今日も、勝ってしまった。
通常ならば勝利する事に文句などあろう筈もないのだけど、ジャッカルの胸中は複雑だった。
合宿中、ジャッカルとペアを組んでいる相手――巴は合宿中の練習試合でまだ一度も敗北していない。
しかし彼女にとって、それはあまり喜ばしい事だとはジャッカルには思えない。
天性のものがあるのか、試合中の彼女の動きはめざましいものがある。
勘もいい、判断力もある。
しかし、どうにもこうにも危ういのだ。
一歩間違えればあっという間に崩れ落ちる砂上の楼閣。
それが今の彼女である。
ただ試合を見ているだけでは、同じコートに立つだけでは、ひょっとしたら分からなかったかもしれない。

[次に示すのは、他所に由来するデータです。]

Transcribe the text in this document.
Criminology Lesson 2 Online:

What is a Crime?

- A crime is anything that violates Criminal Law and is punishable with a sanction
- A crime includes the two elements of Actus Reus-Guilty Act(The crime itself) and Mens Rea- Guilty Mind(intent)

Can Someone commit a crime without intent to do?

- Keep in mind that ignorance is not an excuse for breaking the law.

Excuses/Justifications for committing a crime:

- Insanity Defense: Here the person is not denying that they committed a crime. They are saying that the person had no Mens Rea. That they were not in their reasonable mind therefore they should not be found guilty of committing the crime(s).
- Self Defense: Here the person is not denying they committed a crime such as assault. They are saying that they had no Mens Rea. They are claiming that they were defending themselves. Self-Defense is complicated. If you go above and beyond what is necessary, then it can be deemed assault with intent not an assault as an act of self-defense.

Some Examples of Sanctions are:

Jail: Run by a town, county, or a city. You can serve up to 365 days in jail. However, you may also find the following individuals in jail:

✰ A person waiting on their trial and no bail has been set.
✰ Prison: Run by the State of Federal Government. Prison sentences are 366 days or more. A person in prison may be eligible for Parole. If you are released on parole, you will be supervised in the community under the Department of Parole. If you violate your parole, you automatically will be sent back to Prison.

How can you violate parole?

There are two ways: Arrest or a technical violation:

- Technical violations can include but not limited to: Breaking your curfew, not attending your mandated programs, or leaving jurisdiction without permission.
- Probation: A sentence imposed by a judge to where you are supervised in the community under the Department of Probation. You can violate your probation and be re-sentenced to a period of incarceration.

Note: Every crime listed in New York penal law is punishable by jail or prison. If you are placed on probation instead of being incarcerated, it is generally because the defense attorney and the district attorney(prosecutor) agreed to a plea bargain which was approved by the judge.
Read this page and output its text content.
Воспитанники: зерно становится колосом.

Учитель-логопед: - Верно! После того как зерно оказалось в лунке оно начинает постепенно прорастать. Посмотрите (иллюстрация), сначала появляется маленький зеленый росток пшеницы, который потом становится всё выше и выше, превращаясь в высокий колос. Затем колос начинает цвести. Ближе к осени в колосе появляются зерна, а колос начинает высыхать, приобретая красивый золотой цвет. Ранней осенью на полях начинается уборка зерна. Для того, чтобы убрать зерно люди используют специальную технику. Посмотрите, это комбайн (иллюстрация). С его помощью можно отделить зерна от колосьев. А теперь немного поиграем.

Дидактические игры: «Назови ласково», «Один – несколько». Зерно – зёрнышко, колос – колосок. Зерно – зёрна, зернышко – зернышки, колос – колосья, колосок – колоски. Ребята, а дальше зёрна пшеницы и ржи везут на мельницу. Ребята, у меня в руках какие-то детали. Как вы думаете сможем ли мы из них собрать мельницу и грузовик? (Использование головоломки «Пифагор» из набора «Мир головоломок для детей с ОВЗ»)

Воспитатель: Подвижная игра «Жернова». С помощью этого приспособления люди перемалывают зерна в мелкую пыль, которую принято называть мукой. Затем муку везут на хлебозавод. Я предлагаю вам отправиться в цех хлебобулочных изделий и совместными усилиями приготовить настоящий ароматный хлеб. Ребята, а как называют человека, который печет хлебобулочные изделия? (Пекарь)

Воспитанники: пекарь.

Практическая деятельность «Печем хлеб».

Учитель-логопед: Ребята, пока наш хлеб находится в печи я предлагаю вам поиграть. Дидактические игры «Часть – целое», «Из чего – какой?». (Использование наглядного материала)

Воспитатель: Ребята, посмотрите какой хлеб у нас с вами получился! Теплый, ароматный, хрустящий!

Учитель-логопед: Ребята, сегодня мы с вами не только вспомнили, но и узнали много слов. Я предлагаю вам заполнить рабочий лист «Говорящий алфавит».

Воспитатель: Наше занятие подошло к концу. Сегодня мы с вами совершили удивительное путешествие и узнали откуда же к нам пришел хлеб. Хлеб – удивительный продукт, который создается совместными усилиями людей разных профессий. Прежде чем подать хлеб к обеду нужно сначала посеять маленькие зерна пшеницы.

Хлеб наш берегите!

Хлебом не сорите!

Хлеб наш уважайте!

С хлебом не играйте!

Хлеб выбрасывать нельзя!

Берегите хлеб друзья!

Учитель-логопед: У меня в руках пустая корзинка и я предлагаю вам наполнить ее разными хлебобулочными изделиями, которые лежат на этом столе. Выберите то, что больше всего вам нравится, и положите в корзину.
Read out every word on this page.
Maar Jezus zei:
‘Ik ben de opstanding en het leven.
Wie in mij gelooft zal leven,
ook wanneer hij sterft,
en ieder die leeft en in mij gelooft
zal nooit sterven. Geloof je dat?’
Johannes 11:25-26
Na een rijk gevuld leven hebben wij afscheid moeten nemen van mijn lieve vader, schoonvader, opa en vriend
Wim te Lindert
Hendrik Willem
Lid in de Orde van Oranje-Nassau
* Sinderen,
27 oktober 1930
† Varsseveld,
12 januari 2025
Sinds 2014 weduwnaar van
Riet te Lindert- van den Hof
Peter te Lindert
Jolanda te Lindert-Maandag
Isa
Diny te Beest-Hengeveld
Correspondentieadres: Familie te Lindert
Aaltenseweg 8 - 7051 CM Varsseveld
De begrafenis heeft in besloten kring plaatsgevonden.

けれど、連日共に練習をしていればそれは明確にわかる。
集中力にムラがある。
基本的練習になると特にその傾向は顕著だ。
そして、基礎練習を怠った者が真に強くなれるかと言うと、それは絶対にない。
土台の不確かな上にいくつ技術を積み重ねても、安定した力にはならない。
一番厄介なのは、彼女自身がそれを自分のプレイスタイルだと勘違いしている事だ。
耳触りの良い言葉でごまかしても現実は変わらないのに。
負けてしまえば。
試合で完全な敗北を喫してしまえば、巴自身もその間違いに気付くだろう。
そう思っていたけれど、それすらもうまくいかない。
実際問題、練習試合とは言えジャッカルだって負けは嫌だ。
結果、今日までジャッカルと巴は負け知らずの状態、というわけである。
しかし、それももう限界だ。
嫌われるのがいやで、問題から目をそむけた結果がこれだ。
これでは彼女が潰れていくのをただ眺めているのと変わらない。
ケジメを、つけなくちゃな。
たとえそれで嫌われてしまうような結果になったとしても、このまま現状維持を保っているよりはずっといい。
大丈夫、この選択は間違ってない。
そう自分に言い聞かせると、再びラケットを握り締め、ジャッカルは巴の側へ歩み寄った。